Für einen vollen, länger anhaltenden Schutz sind zwei Teilimpfungen sowie eine Auffrischungsimpfung notwendig (bei Johnson & Johnson eine Impfung plus eine Auffrischung), wobei der Abstand zwischen erster und zweiter Teilimpfung drei bis sechs Wochen beträgt. Doch schon nach der ersten Teilimpfung werden Antikörper gebildet – etwa drei Wochen danach beginnt die Schutzwirkung. Nach der zweiten Teilimpfung dauert es rund sieben Tage, bis sie wirkt und der Körper ausreichend Schutz aufgebaut hat.
Was sollten Genesene beachten?
Wer bereits positiv getestet wurde ohne vorherige Impfung, sollte sich ca. nach vier Wochen die erste Impfung geben lassen. Das NIG empfiehlt dann die zweite Impfung sechs Monate nach der ersten Impfung.

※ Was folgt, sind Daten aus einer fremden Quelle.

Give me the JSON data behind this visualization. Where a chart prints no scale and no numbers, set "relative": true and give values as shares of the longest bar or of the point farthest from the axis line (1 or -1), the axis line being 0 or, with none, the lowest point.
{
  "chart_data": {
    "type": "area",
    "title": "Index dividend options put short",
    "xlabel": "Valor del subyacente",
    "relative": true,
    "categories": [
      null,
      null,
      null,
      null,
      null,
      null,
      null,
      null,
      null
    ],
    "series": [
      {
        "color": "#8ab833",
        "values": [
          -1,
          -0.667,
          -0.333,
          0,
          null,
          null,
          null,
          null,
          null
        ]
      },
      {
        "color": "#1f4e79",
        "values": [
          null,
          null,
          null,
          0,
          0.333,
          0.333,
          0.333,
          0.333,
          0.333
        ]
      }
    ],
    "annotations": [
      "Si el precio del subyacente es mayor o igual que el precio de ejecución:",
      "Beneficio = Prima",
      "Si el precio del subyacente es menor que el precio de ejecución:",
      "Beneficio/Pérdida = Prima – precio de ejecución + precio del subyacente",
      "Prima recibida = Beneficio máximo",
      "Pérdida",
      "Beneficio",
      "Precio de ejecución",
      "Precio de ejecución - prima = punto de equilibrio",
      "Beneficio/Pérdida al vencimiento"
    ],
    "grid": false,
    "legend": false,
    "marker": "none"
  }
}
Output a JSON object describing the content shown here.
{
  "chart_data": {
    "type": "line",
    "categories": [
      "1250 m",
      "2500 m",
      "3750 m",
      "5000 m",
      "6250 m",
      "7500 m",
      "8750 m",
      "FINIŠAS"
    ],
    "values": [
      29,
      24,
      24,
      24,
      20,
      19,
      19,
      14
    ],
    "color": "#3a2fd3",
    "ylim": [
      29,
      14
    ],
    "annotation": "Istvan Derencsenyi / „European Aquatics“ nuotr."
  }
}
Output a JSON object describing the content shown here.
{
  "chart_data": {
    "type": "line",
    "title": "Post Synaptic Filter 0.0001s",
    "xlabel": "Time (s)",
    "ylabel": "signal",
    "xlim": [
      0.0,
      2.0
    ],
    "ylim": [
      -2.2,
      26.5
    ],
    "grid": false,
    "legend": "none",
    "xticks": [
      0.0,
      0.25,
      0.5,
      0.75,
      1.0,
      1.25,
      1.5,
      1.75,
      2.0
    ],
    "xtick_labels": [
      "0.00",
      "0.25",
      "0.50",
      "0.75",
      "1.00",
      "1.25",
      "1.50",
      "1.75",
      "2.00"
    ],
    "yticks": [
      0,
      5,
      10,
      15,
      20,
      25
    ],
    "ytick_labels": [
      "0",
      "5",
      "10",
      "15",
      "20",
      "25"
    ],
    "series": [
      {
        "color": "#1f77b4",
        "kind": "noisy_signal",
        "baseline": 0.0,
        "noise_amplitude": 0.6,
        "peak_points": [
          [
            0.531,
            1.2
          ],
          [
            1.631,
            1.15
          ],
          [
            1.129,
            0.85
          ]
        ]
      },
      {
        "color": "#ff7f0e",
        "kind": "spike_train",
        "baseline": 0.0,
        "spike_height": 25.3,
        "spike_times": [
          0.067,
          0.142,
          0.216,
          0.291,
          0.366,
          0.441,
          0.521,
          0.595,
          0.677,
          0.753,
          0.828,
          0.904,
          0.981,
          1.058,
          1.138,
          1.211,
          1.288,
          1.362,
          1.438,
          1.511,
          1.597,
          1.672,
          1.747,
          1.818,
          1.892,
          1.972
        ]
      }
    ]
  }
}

Seit Ende November neu ist, dass auch eine dritte Impfung nach Genesung empfohlen wird und zwar sechs bis neun Monate nach der zweiten.
Wer sich zwischen der ersten und zweiten Impfung infiziert, dem empfiehlt das NIG, die zweite Impfung vier Wochen nach der Genesung vorzunehmen, die dritte Dosis dann wieder sechs bis neun Monate später.
Wer nach doppelter Impfung einen Impfdurchbruch durchmacht, sollte sich nach der Genesung innerhalb von sechs bis neun Monaten den Booster abholen. "Hier gibt es ganz klare Anwendungsempfehlungen. Je länger die Infektion zurückliegt, desto weniger ist sie immunologisch 'wert'. Jene, die eine Erkrankung durchgemacht haben, gliedern sich vier Wochen nach der Genesung ganz normal in den Impfzyklus ein", so Kollaritsch.